Женщина адресовала ему изумленный взгляд; секунду спустя, оба хохотали, да так, что он начал сползать со стула, действительно чуть не упал, с трудом удержался, да и то только потому, что сумел взять себя в руки и как-то обуздать неконтролируемый смех. Не то чтобы сразу успокоился, но какое-то время спустя это все-таки удалось.

Пока смеялись, панельная девятиэтажка благополучно канула в Лету, на ее месте возникло сразу несколько домов, довольно высоких, узких, стоящих на небольшом расстоянии друг от друга и соединенных между собой на некоторых этажах аккуратными застекленными переходами. Один красный дом, один черный, два синих, два белых. Интересное архитектурное решение, этакий оммаж Мондриану, никогда ничего подобного не видел.

– В жизни ничего подобного не видела, – сказала женщина-амазонка. – Прям какой-то Мондриан.

– Мысли мои читаете.

– Если вы мой сон, это совсем несложно. А если нет… Все равно не особо удивительно – на фоне всего остального.

Да не то слово.

– Я вот сижу и думаю – интересно, в какой момент мне захочется выскочить под дождь? – вдруг сказала женщина-амазонка. – Какое здание будет стоять тогда на углу Майронё и Радвилайте? Что окажется на месте горемычного Бернардинского садика? Вот кстати кому должно быть обидно! Только довели до ума, только открыли, и на тебе – пора исчезать.

– Может, появится еще. Скорее всего, это временно.

– Все – временно. Вы сейчас о чем?

– О миражах, конечно. И о дожде. И о нас. Я имею в виду нас, сидящих под этим тентом. Рано или поздно надо будет выходить. И это хорошая новость.

– Думаете, хорошая? – серьезно спросила она.

И надолго умолкла.

Хотел попросить еще одну сигарету, но почему-то постеснялся. Хотя казалось бы, чего уж тут, все свои. Настолько свои, что и подумать страшно: кто-то из нас снится другому, а кто и кому, какая разница, потом разберемся. Сначала бы покурить.

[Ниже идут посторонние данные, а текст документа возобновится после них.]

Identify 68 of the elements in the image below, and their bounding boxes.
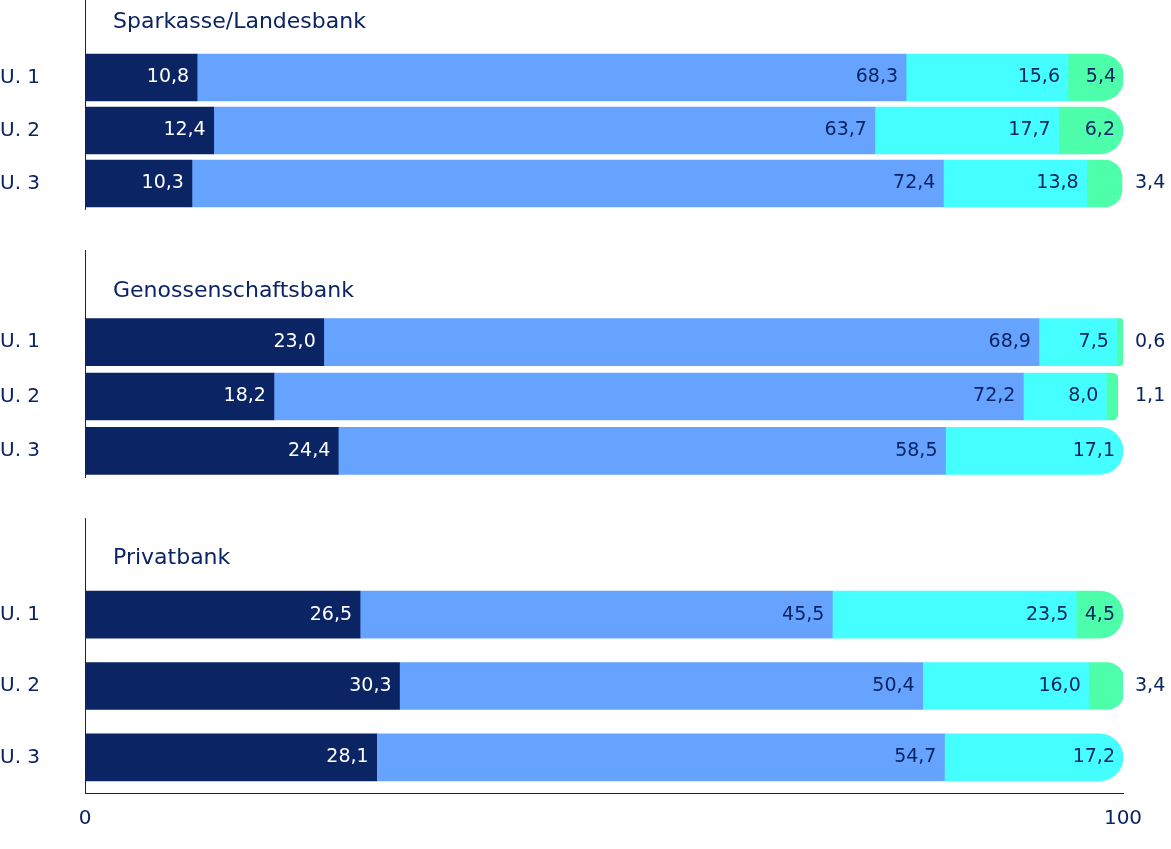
data-label: 18,2 (223, 383, 266, 406)
data-label: 12,4 (163, 117, 206, 140)
x-tick-label: 0 (78, 805, 92, 830)
bar (273, 372, 1024, 421)
data-label: 3,4 (1135, 170, 1166, 193)
data-label: 54,7 (894, 744, 937, 767)
bar (359, 590, 833, 639)
data-label: 13,8 (1036, 170, 1079, 193)
bar (1038, 318, 1118, 366)
data-label: 0,6 (1135, 329, 1166, 352)
bar (922, 662, 1090, 710)
bar (191, 159, 944, 208)
y-tick-label: U. 1 (0, 600, 41, 625)
data-label: 30,3 (349, 672, 392, 695)
data-label: 28,1 (326, 744, 369, 767)
data-label: 17,7 (1008, 117, 1051, 140)
chart-title: Genossenschaftsbank (113, 276, 355, 302)
y-tick-label: U. 3 (0, 169, 41, 194)
chart-title: Sparkasse/Landesbank (113, 7, 367, 33)
y-tick-label: U. 3 (0, 437, 41, 462)
data-label: 23,5 (1025, 601, 1069, 624)
y-tick-label: U. 2 (0, 672, 41, 697)
bar (945, 427, 1123, 475)
bar (213, 106, 876, 155)
x-tick-label: 100 (1103, 805, 1143, 830)
data-label: 10,3 (141, 170, 184, 193)
data-label: 10,8 (146, 64, 190, 87)
data-label: 23,0 (273, 329, 316, 352)
data-label: 4,5 (1084, 601, 1115, 624)
data-label: 24,4 (287, 437, 331, 460)
data-label: 7,5 (1078, 329, 1109, 352)
bar (399, 662, 923, 710)
data-label: 8,0 (1068, 383, 1099, 406)
y-tick-label: U. 1 (0, 63, 41, 88)
data-label: 63,7 (824, 117, 867, 140)
data-label: 1,1 (1135, 383, 1166, 406)
data-label: 50,4 (872, 672, 915, 695)
data-label: 5,4 (1085, 64, 1117, 87)
bar (905, 53, 1069, 102)
text: Privatbank (113, 543, 231, 569)
data-label: 72,4 (893, 170, 936, 193)
y-tick-label: U. 2 (0, 116, 41, 141)
data-label: 26,5 (309, 601, 353, 624)
bar (944, 733, 1123, 782)
data-label: 68,9 (988, 329, 1031, 352)
data-label: 45,5 (782, 601, 825, 624)
data-label: 17,1 (1072, 437, 1115, 460)
data-label: 16,0 (1038, 672, 1081, 695)
bar (1116, 318, 1123, 366)
bar (943, 159, 1087, 208)
data-label: 58,5 (895, 437, 938, 460)
bar (196, 53, 907, 102)
bar (832, 590, 1077, 639)
y-tick-label: U. 2 (0, 382, 41, 407)
data-label: 3,4 (1135, 672, 1166, 695)
bar (337, 427, 946, 475)
data-label: 6,2 (1084, 117, 1115, 140)
data-label: 68,3 (855, 64, 899, 87)
bar (1023, 372, 1107, 421)
bar (1106, 372, 1119, 421)
bar (376, 733, 945, 782)
bar (874, 106, 1059, 155)
data-label: 15,6 (1017, 64, 1060, 87)
bar (323, 318, 1040, 366)
data-label: 72,2 (973, 383, 1016, 406)
y-tick-label: U. 3 (0, 743, 41, 768)
y-tick-label: U. 1 (0, 328, 41, 353)
data-label: 17,2 (1072, 744, 1115, 767)
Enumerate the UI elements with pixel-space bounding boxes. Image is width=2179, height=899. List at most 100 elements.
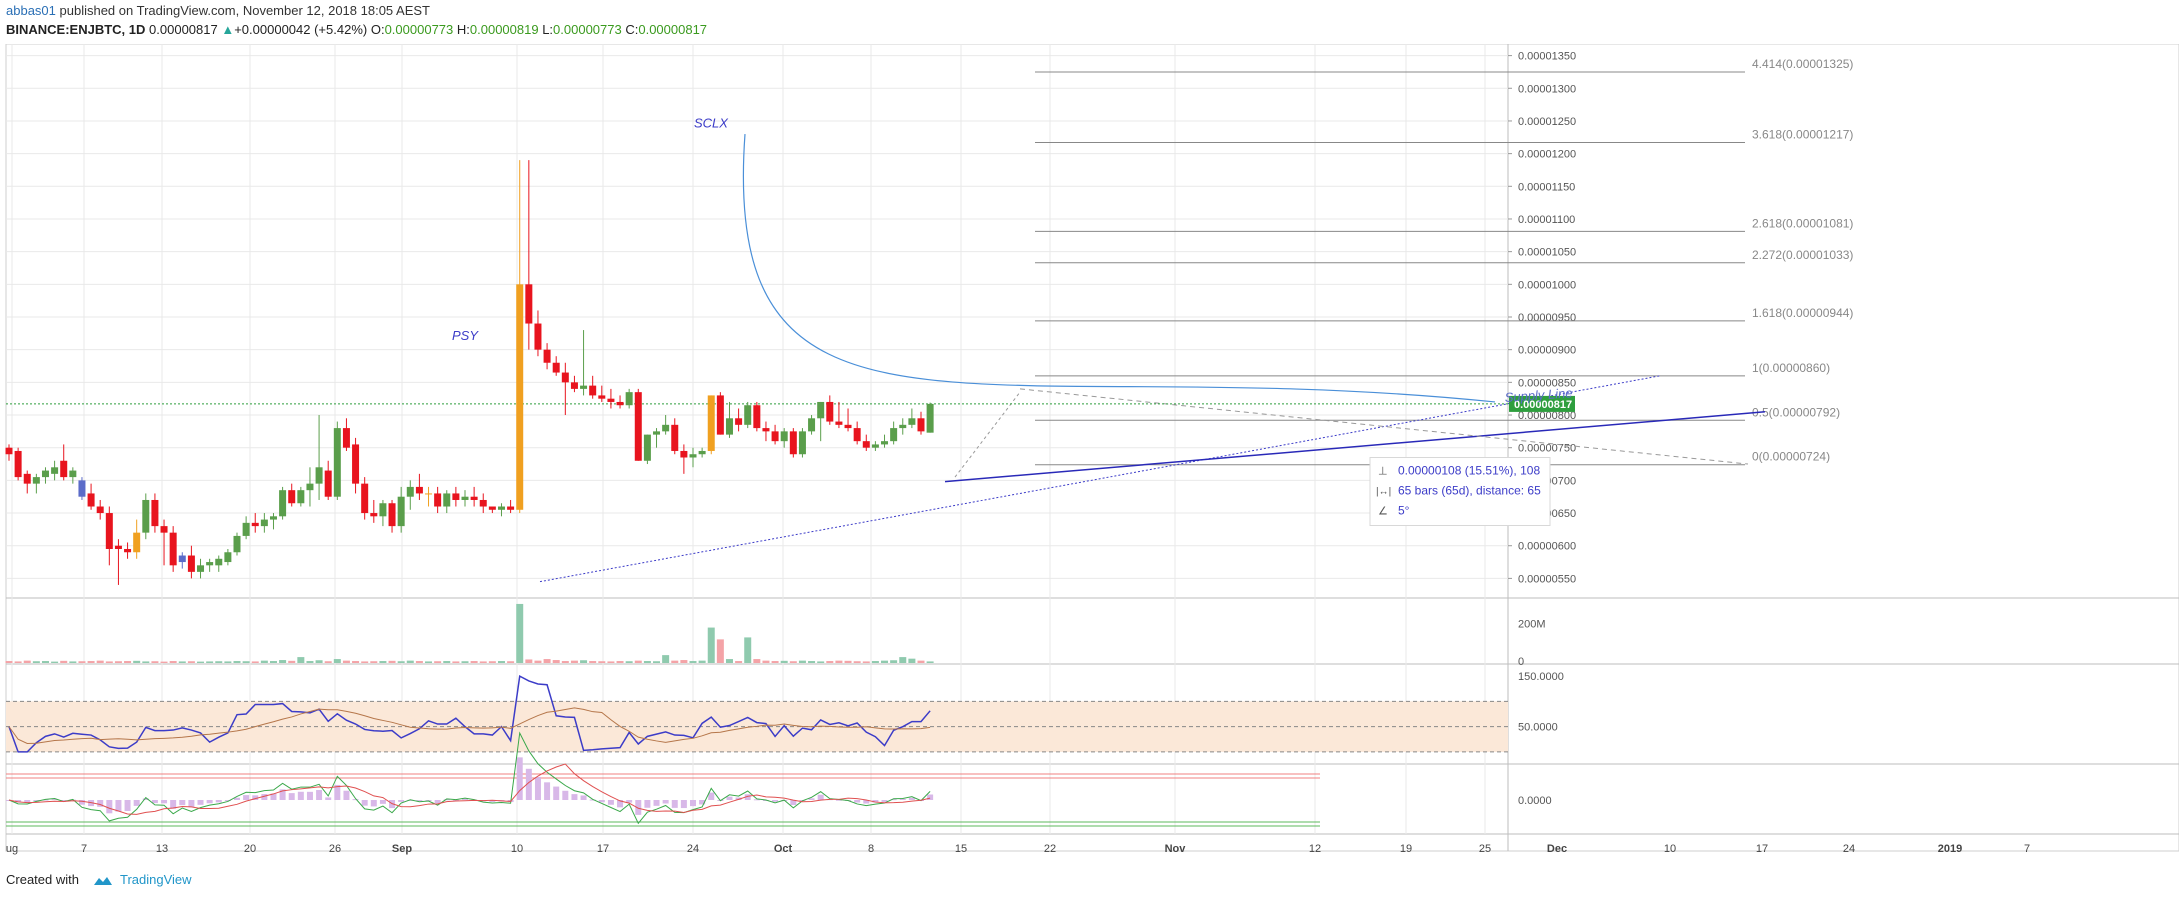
volume-bar — [616, 661, 624, 663]
volume-bar — [771, 661, 779, 663]
macd-histogram-bar — [252, 795, 259, 800]
volume-bar — [96, 660, 104, 663]
candle-body — [762, 428, 770, 432]
sclx-curve — [742, 133, 1496, 403]
author-link[interactable]: abbas01 — [6, 3, 56, 18]
macd-histogram-bar — [334, 784, 341, 800]
candle-body — [32, 477, 40, 484]
time-axis-label: 22 — [1044, 843, 1056, 855]
macd-histogram-bar — [580, 795, 587, 800]
fib-level-label: 4.414(0.00001325) — [1752, 57, 1853, 71]
measure-angle-icon: ∠ — [1378, 506, 1388, 518]
candle-body — [124, 548, 132, 553]
macd-histogram-bar — [635, 800, 642, 815]
fib-level-label: 1(0.00000860) — [1752, 361, 1830, 375]
volume-bar — [406, 660, 414, 663]
macd-histogram-bar — [243, 795, 250, 800]
macd-histogram-bar — [42, 799, 49, 801]
candle-body — [653, 431, 661, 435]
macd-histogram-bar — [124, 800, 131, 811]
rsi-ma-line — [8, 707, 931, 744]
volume-axis-label: 0 — [1518, 656, 1524, 668]
candle-body — [881, 441, 889, 445]
candle-body — [342, 428, 350, 448]
macd-histogram-bar — [425, 800, 432, 801]
macd-histogram-bar — [753, 799, 760, 801]
macd-histogram-bar — [106, 800, 113, 814]
candle-body — [543, 349, 551, 363]
volume-bar — [561, 661, 569, 663]
macd-histogram-bar — [881, 800, 888, 802]
candle-body — [844, 424, 852, 429]
volume-bar — [151, 661, 159, 663]
volume-bar — [178, 661, 186, 663]
volume-bar — [23, 660, 31, 663]
symbol-title[interactable]: BINANCE:ENJBTC, 1D — [6, 22, 146, 37]
volume-bar — [206, 661, 214, 663]
volume-bar — [598, 661, 606, 663]
volume-bar — [808, 661, 816, 663]
change-value: +0.00000042 (+5.42%) — [234, 22, 368, 37]
volume-bar — [169, 661, 177, 663]
support-trend-line — [944, 411, 1766, 483]
candle-body — [561, 372, 569, 383]
volume-bar — [32, 661, 40, 663]
candle-body — [908, 418, 916, 425]
candle-body — [379, 503, 387, 517]
volume-bar — [324, 661, 332, 663]
time-axis-label: Dec — [1547, 843, 1567, 855]
volume-bar — [260, 660, 268, 663]
candle-body — [744, 405, 752, 425]
candle-body — [890, 428, 898, 442]
macd-histogram-bar — [708, 792, 715, 800]
published-text: published on TradingView.com, November 1… — [55, 3, 431, 18]
volume-bar — [425, 661, 433, 663]
candle-body — [69, 470, 77, 478]
macd-histogram-bar — [379, 800, 386, 804]
macd-axis-label: 0.0000 — [1518, 795, 1552, 807]
volume-bar — [890, 660, 898, 663]
tradingview-logo-icon — [93, 876, 112, 885]
macd-histogram-bar — [462, 798, 468, 800]
tradingview-link[interactable]: TradingView — [120, 872, 192, 887]
volume-bar — [69, 661, 77, 663]
macd-signal-line — [8, 763, 931, 815]
macd-histogram-bar — [69, 799, 76, 801]
volume-bar — [725, 659, 733, 663]
macd-histogram-bar — [452, 799, 459, 801]
candle-body — [151, 499, 159, 527]
price-chart[interactable]: 0.000013500.000013000.000012500.00001200… — [0, 44, 2179, 864]
volume-bar — [589, 661, 597, 663]
volume-bar — [315, 660, 323, 663]
volume-bar — [625, 661, 633, 663]
candle-body — [206, 562, 214, 566]
macd-histogram-bar — [489, 800, 496, 802]
volume-bar — [570, 660, 578, 663]
candle-body — [114, 545, 122, 549]
candle-body — [187, 555, 195, 572]
candle-body — [516, 284, 524, 510]
volume-bar — [689, 661, 697, 663]
candle-body — [689, 454, 697, 458]
macd-histogram-bar — [443, 799, 450, 801]
volume-bar — [653, 661, 661, 663]
macd-histogram-bar — [316, 790, 323, 800]
change-arrow: ▲ — [221, 22, 235, 37]
volume-bar — [434, 661, 442, 663]
macd-histogram-bar — [617, 800, 624, 808]
candle-body — [233, 535, 241, 553]
candle-body — [798, 431, 806, 455]
support-dotted-line — [539, 375, 1661, 583]
price-axis-label: 0.00000550 — [1518, 573, 1576, 585]
volume-bar — [41, 661, 49, 663]
current-price-tag — [1509, 395, 1575, 412]
candle-body — [698, 450, 706, 455]
volume-bar — [716, 639, 724, 663]
candle-body — [415, 486, 423, 494]
candle-body — [461, 496, 469, 500]
fib-level-label: 2.618(0.00001081) — [1752, 216, 1853, 230]
measure-price-icon: ⊥ — [1378, 466, 1388, 478]
macd-histogram-bar — [726, 796, 733, 800]
time-axis-label: Nov — [1165, 843, 1187, 855]
macd-histogram-bar — [270, 793, 277, 800]
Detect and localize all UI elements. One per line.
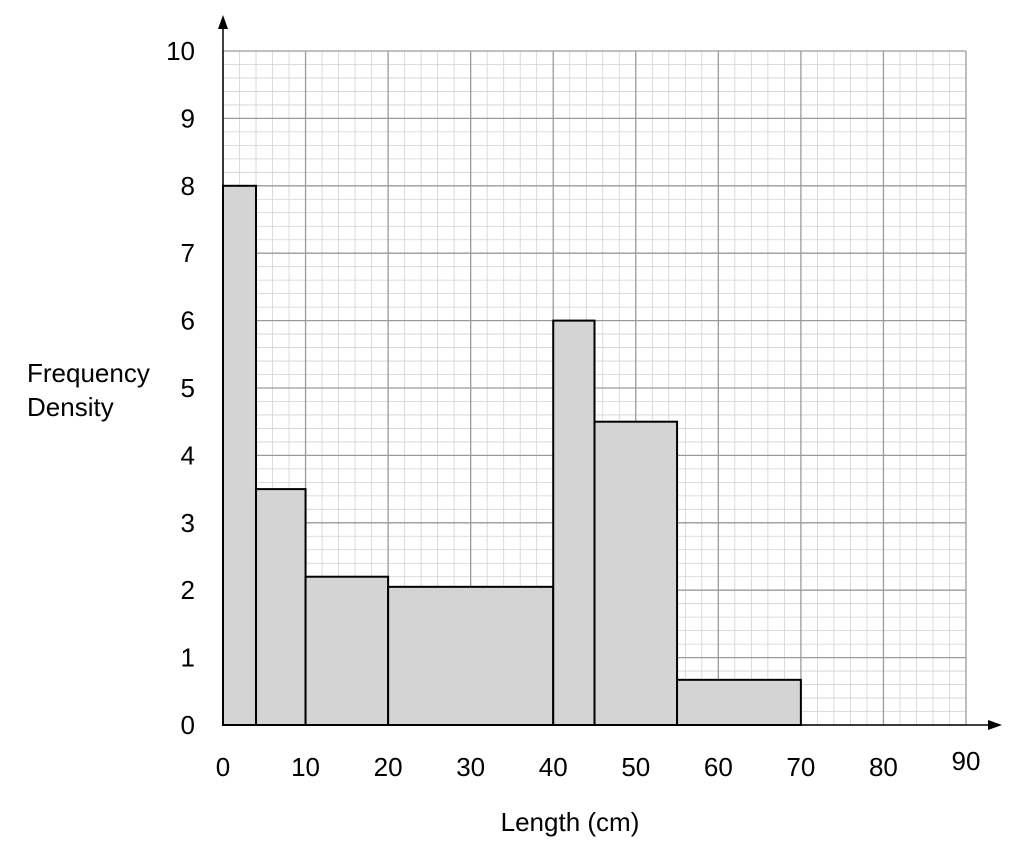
x-tick-label: 50 [621,752,650,782]
x-tick-label: 10 [291,752,320,782]
x-tick-label: 30 [456,752,485,782]
y-tick-label: 2 [181,575,195,605]
x-tick-labels: 0 10 20 30 40 50 60 70 80 90 [216,746,981,782]
y-tick-label: 4 [181,440,195,470]
y-tick-labels: 0 1 2 3 4 5 6 7 8 9 10 [166,36,195,740]
histogram-bar [222,184,258,727]
y-tick-label: 3 [181,508,195,538]
histogram-bars [222,184,802,727]
y-tick-label: 8 [181,171,195,201]
y-tick-label: 9 [181,103,195,133]
x-tick-label: 70 [786,752,815,782]
histogram-bar [387,585,555,727]
histogram-bar [676,678,802,726]
x-tick-label: 90 [952,746,981,776]
histogram-bar [255,488,307,726]
histogram-bar [304,575,390,726]
histogram-bar [593,420,679,726]
y-tick-label: 10 [166,36,195,66]
histogram-bar [552,319,596,726]
x-tick-label: 40 [539,752,568,782]
y-tick-label: 1 [181,643,195,673]
y-axis-title-line-1: Frequency [27,358,150,388]
x-tick-label: 80 [869,752,898,782]
x-axis-arrowhead [988,720,1002,730]
y-tick-label: 0 [181,710,195,740]
y-tick-label: 7 [181,238,195,268]
x-tick-label: 60 [704,752,733,782]
axes [218,15,1002,730]
y-tick-label: 6 [181,306,195,336]
x-tick-label: 20 [374,752,403,782]
y-axis-arrowhead [218,15,228,29]
y-tick-label: 5 [181,373,195,403]
x-axis-title: Length (cm) [501,807,640,837]
x-tick-label: 0 [216,752,230,782]
y-axis-title-line-2: Density [27,392,114,422]
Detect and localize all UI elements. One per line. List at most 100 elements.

Но вместо того, чтобы просить, поднялся со стула, просто чтобы размять затекшие ноги. Подошел к самой границе между дождем и защищенным от него пространством, брызг оказалось достаточно, чтобы сразу промокнуть по новой, с ног до головы. Но зачем-то высунул руку наружу, под дождь и держал ее там довольно долго. Думал: «Я люблю тебя больше жизни», – как будто и правда надеялся, что иногда мысль становится криком, способным преодолеть расстояние и немощь умолкшего телефона, добраться до адресата, влететь в одно ухо, в другое не вылетать.

А вслух сказал:

– Вода как вода.

…– Получилось! – торжествующе объявила женщина-амазонка.

– Получилось? Что именно?

– Дом, – ответила она. – Вот этот чертов дом из рыхлого желтого камня, который сейчас стоит на углу – видите? Это я его загадала.

– В каком смысле?

– В самом обычном. Сказала себе: пусть сейчас на этом углу появится дом, в котором я выросла. И вот пожалуйста, желтый камень-ракушечник, в Вильнюсе из такого не строят, здесь его просто нет. И все балконы увиты виноградом. Южный черный мелкий душистый виноград «Изабелла», сейчас, по идее, как раз урожай. Видите балкон на четвертом этаже, голубой в белый горох? Это наш. Папа его так покрасил, специально по моей просьбе, потом каждый год подновлял… Неважно. Очень приятно было все это снова увидеть, но я конечно туда не пойду. Делать мне там совершенно нечего. У меня было отличное детство, но жить его еще раз – нет уж, увольте. Один раз я этот номер исполнила, вопрос закрыт. Лучше продолжим эксперимент, управлять городскими пейзажами гораздо интересней, чем покорно принимать их внезапную смену. И возьмите, пожалуйста, сигарету. Мне приснилось, что вам очень хочется закурить, а свои вы оставили дома, рассчитывая быстро вернуться, всего не предусмотришь, особенно такой форс-мажор.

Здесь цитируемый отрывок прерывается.